When the government shutdown at the end of December and through most of January took effect, the U.S. Patent Office (USPTO) said that they had a few weeks of reserves left from user fees. They would use these funds to keep the office going. The shutdown lasted more than the few weeks, but the Patent Office continued to operate. Nothing much was said after the government shutdown ended. The question is, did this affect the operations of the USPTO?
It seems like it really did. In the short term, things that tended to be routine in the past, like processing power of attorney documents, take a lot longer. That is frustrating when things have deadlines and the files are not accessible.
In the overall picture, the Patent Office has been in the process of transitioning from an old insecure system that relied on Java. This old system stopped working with Firefox, Chrome, and Edge, since those browsers stopped supporting Java. Instead, the old system only works with Microsoft Explorer - enve though Explorer is an outdated and insecure browser. An alternate, more cumbersome short term patch was also implemented. These issues contine to add to the overhead of working as a Patent Attorney.
The Patent Office was long overdue in converting over to a modern secure 2-part authentication system. The plan was to have this rolled out sometime in November 2018. This got pushed to December 2018. Then it got pushed to January 2019. Then it got pushed to February 2019. The delays go on and on, The new system still has not been fully implemented, and has multiple bugs that create unreliable access. So in the middle of a once in a generation conversion to a modern system, the government shutdown literally caused complete chaos. This is in the wake of the unprecedented week-long failure of the Patent Office servers in 2018. The reason for the core failures still have not been fixed.
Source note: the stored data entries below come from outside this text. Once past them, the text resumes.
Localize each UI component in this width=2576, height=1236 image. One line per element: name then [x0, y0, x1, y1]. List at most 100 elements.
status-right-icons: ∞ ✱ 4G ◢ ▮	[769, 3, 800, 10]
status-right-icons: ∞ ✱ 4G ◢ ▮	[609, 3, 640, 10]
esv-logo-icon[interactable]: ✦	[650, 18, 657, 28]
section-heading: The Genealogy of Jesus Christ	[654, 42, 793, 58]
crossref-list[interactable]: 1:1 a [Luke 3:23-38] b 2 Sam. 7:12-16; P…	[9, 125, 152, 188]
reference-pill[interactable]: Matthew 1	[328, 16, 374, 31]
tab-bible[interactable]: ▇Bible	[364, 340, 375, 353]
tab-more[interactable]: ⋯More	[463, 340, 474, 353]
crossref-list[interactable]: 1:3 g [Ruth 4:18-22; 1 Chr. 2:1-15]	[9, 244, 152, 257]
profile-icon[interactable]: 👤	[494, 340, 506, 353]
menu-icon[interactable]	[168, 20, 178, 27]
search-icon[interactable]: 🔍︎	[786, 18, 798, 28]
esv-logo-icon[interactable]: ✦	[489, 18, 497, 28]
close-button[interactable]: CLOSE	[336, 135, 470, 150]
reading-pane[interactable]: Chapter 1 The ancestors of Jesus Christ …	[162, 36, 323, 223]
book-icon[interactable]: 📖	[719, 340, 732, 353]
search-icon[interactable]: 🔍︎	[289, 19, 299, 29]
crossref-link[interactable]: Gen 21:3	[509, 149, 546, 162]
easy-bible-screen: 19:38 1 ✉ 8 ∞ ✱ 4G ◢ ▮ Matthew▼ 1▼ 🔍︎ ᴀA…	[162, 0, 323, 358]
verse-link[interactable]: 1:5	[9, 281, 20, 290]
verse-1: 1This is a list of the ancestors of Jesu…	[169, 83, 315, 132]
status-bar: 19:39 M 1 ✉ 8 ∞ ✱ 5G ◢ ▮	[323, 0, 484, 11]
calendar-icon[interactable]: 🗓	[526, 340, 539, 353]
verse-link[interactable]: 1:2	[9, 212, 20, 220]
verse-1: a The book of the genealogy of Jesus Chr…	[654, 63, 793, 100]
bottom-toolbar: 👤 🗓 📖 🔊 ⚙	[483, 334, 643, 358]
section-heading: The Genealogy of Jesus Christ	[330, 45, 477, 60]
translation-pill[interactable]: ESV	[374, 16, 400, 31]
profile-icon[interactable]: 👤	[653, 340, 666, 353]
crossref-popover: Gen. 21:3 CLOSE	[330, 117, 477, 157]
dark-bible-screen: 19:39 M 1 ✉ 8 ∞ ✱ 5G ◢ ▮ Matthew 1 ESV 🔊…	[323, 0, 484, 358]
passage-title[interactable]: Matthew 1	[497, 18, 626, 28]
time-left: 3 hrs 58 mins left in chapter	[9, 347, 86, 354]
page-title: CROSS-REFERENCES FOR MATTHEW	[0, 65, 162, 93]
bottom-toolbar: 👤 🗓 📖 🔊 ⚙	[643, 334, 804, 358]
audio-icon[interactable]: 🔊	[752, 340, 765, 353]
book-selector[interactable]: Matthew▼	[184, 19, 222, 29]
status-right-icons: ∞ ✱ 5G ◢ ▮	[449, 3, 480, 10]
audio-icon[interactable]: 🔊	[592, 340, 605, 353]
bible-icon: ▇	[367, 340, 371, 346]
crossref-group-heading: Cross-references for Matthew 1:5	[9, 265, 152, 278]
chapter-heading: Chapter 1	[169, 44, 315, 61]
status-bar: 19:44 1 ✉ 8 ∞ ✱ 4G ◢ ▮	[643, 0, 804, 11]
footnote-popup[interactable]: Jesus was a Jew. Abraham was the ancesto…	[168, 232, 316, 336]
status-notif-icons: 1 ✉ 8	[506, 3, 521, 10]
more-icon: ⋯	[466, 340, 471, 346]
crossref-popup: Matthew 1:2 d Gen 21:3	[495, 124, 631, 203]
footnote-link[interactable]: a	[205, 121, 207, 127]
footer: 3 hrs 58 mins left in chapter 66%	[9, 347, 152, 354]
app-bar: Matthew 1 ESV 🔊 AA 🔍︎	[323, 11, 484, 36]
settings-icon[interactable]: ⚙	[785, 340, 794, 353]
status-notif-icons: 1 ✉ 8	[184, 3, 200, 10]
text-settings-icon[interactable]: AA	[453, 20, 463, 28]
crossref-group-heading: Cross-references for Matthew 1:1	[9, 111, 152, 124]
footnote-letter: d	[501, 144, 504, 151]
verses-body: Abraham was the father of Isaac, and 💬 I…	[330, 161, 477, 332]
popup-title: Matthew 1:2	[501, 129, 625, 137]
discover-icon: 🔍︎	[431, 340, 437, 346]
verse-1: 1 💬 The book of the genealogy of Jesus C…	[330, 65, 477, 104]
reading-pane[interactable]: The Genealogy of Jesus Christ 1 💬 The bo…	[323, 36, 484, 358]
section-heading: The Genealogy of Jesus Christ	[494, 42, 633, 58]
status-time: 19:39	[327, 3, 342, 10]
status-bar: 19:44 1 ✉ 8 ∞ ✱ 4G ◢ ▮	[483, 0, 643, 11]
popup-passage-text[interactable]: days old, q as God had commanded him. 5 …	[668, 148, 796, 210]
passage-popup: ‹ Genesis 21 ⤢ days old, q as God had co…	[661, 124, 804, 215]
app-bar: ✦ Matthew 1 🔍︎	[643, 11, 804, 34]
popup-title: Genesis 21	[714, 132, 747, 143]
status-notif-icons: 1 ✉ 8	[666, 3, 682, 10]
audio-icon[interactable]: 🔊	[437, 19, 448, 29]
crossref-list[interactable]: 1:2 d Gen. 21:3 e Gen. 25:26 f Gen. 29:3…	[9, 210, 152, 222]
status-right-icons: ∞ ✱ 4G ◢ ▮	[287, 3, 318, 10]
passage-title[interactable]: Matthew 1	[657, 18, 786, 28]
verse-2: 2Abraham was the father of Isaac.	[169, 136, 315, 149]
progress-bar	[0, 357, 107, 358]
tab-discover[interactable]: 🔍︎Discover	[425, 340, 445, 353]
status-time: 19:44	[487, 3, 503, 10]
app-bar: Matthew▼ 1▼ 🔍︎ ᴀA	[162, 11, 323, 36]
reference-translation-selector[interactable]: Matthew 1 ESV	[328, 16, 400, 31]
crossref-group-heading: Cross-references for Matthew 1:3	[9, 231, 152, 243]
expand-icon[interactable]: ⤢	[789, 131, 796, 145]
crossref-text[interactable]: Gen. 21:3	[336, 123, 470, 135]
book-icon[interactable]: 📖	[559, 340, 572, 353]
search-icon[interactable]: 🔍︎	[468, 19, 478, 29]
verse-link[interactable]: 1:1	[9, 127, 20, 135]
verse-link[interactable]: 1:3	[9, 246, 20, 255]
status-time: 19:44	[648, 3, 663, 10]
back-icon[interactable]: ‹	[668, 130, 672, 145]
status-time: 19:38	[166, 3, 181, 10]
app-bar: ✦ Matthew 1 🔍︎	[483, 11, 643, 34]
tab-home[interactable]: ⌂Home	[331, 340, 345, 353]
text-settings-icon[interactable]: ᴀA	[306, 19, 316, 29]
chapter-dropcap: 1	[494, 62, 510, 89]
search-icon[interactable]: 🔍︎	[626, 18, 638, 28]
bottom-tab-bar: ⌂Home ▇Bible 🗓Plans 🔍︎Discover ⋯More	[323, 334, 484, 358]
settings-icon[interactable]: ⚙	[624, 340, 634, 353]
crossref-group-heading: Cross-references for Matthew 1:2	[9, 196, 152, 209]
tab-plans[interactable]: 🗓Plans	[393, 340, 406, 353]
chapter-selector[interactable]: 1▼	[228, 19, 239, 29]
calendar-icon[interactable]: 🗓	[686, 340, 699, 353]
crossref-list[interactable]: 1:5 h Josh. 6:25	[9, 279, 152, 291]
Another lingering issue is the delay in processing issued patents. Typically a contractor gets these done and ready to publish on the Tuesday that is about a month away from when we pay an issue fee. So far in 2019, issued patents take much longer. We speculate this is based on the Patent Office’s inability to sign new contractor arrangements while the government was shutdown. So patents that are fully paid for, fully prosecuted, and ready to issue, are delayed by several weeks, if not more. If a case is waiting for the litigation, or an important license agreement, this could be very expensive for the patent owner. So the government shutdown has additional lingering effects that ultimately hurt businesses in the US. Since many US patents are filed by international companies, this is also a potential drag on the global economy.